Lady M
- Company type: Private
- Industry: Confectionery
- Genre: Bakery
- Founded: 2001; 25 years ago in New York City
- Founder: Emi Wada
- Key people: Ken Romaniszyn (CEO)
- Products: Cakes and confections
- Website: www.ladym.com

= Lady M (boutique) =

American cake and confectionery boutique chain

Lady M is a luxury confections brand established in 2001, most famous for its signature Mille Crêpes Cakes. It operates over 50 boutiques worldwide.

==History==
One of Lady M's founders, Emi Wada, invented the mille crêpes cake and sold them in her Paper Moon Cake Boutiques in Japan starting in 1985. The mille crêpe cakes she created consist of 20 thin handmade crêpes layered with light pastry cream and topped with a caramelized crust.

In 2001, Wada helped found Lady M as a wholesale business delivering cakes to hotels and restaurants in New York City. By 2004, the Lady M cakes had become so popular that the company decided to open a store in Manhattan's Upper East Side. Kumi Iseki, a restaurateur who owned the Shogun of Japan restaurants in California, was also an early investor in Lady M. Wada later relinquished ownership in Lady M so she could concentrate on business back home in Japan.

Ken Romaniszyn joined the business in 2008 through his mother, Iseki, and became the CEO. He has overseen its introduction and growth of online shipping, its expansion into new markets, and its launch of new product lines.

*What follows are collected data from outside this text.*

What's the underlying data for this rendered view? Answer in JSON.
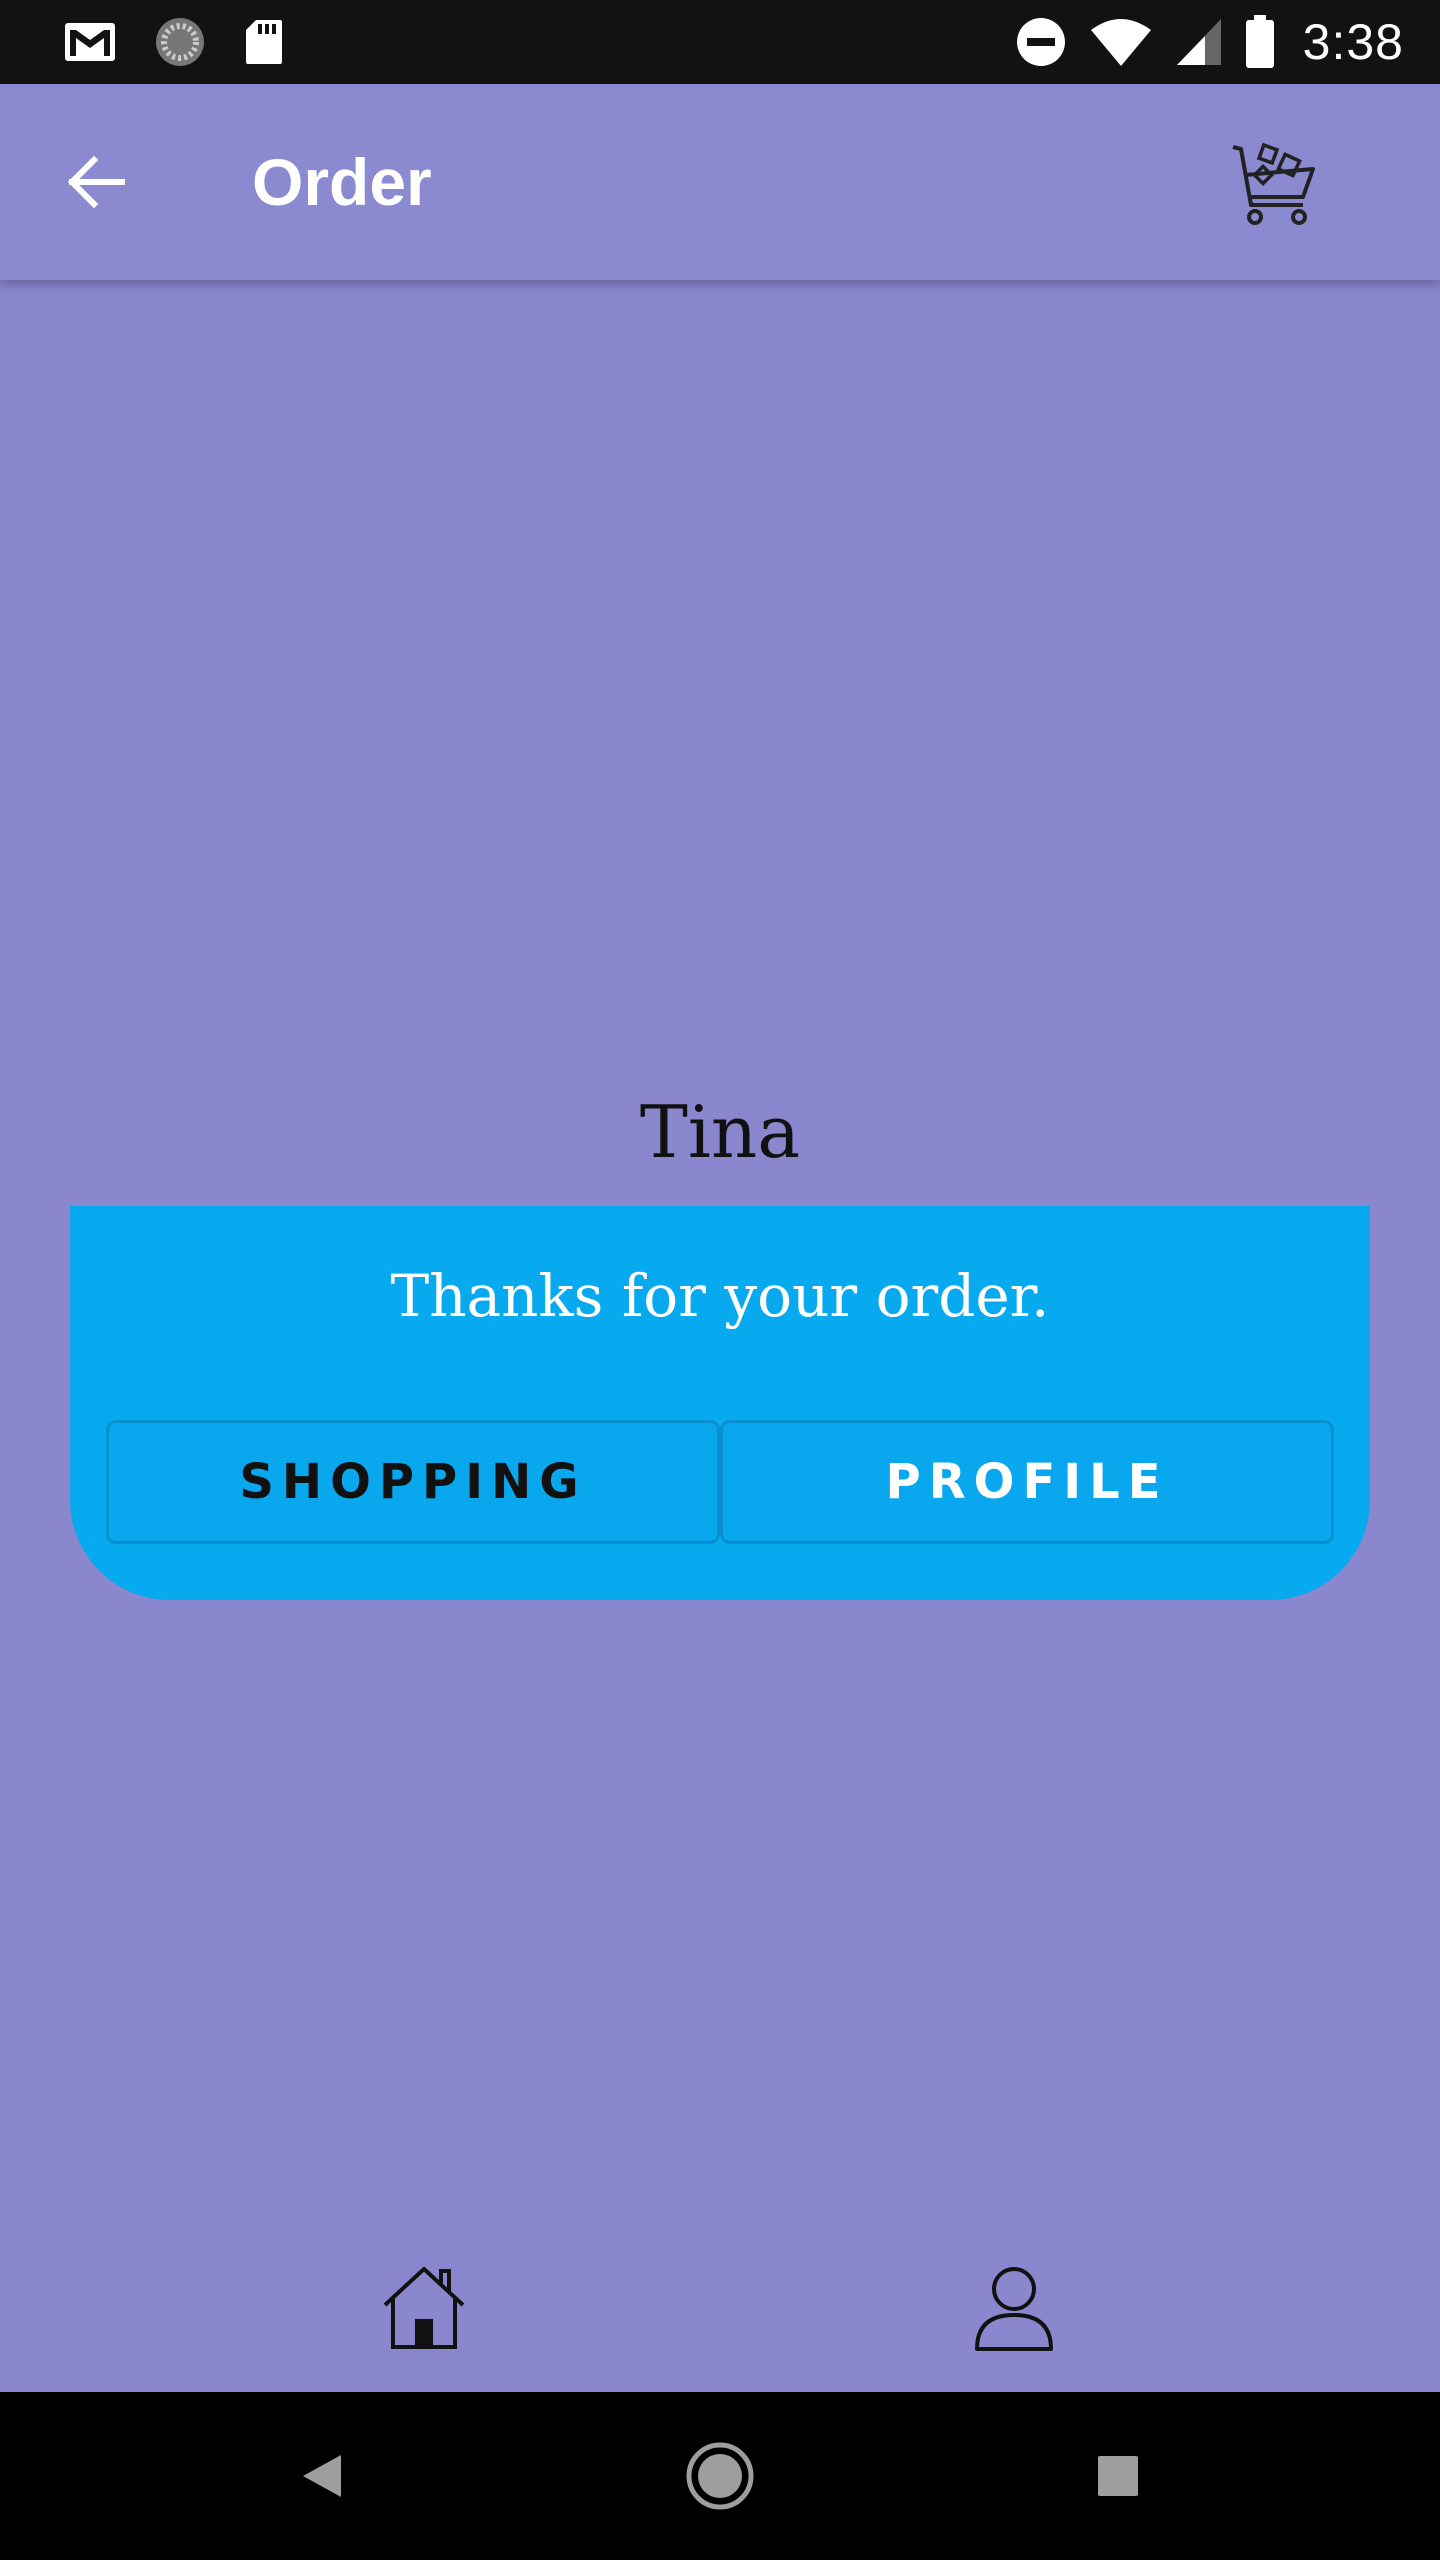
{
  "status_bar": {
    "time": "3:38",
    "left_icons": [
      "gmail-icon",
      "sync-icon",
      "sd-card-icon"
    ],
    "right_icons": [
      "do-not-disturb-icon",
      "wifi-icon",
      "signal-icon",
      "battery-icon"
    ]
  },
  "app_bar": {
    "title": "Order",
    "back_icon": "arrow-back-icon",
    "cart_icon": "shopping-cart-icon"
  },
  "content": {
    "customer_name": "Tina",
    "message": "Thanks for your order.",
    "buttons": {
      "shopping_label": "SHOPPING",
      "profile_label": "PROFILE"
    }
  },
  "bottom_nav": {
    "items": [
      {
        "icon": "home-icon"
      },
      {
        "icon": "person-icon"
      }
    ]
  },
  "colors": {
    "background": "#8a87cf",
    "card": "#07a9ef",
    "status_bar": "#121212",
    "system_nav": "#000000"
  }
}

Following success in Hong Kong and Taiwan, Lady M opened its first boutique in mainland China in Shanghai in 2017 to huge crowds. It expanded rapidly in the country in subsequent years, but in 2022 announced the closure of all Chinese stores.

In 2021, Lady M opened its first champagne bar at its Singapore boutique in the ION Orchard mall.

In January 2026, Lady M announced that it will be closing all its Singapore outlets, ahead of a change which would allow the brand to take a more direct role in the Singapore market.

As of April 2026, Lady M operated boutiques in: Mainland China (4), Hong Kong (10), Macau (2), Taiwan (6), and United States (22).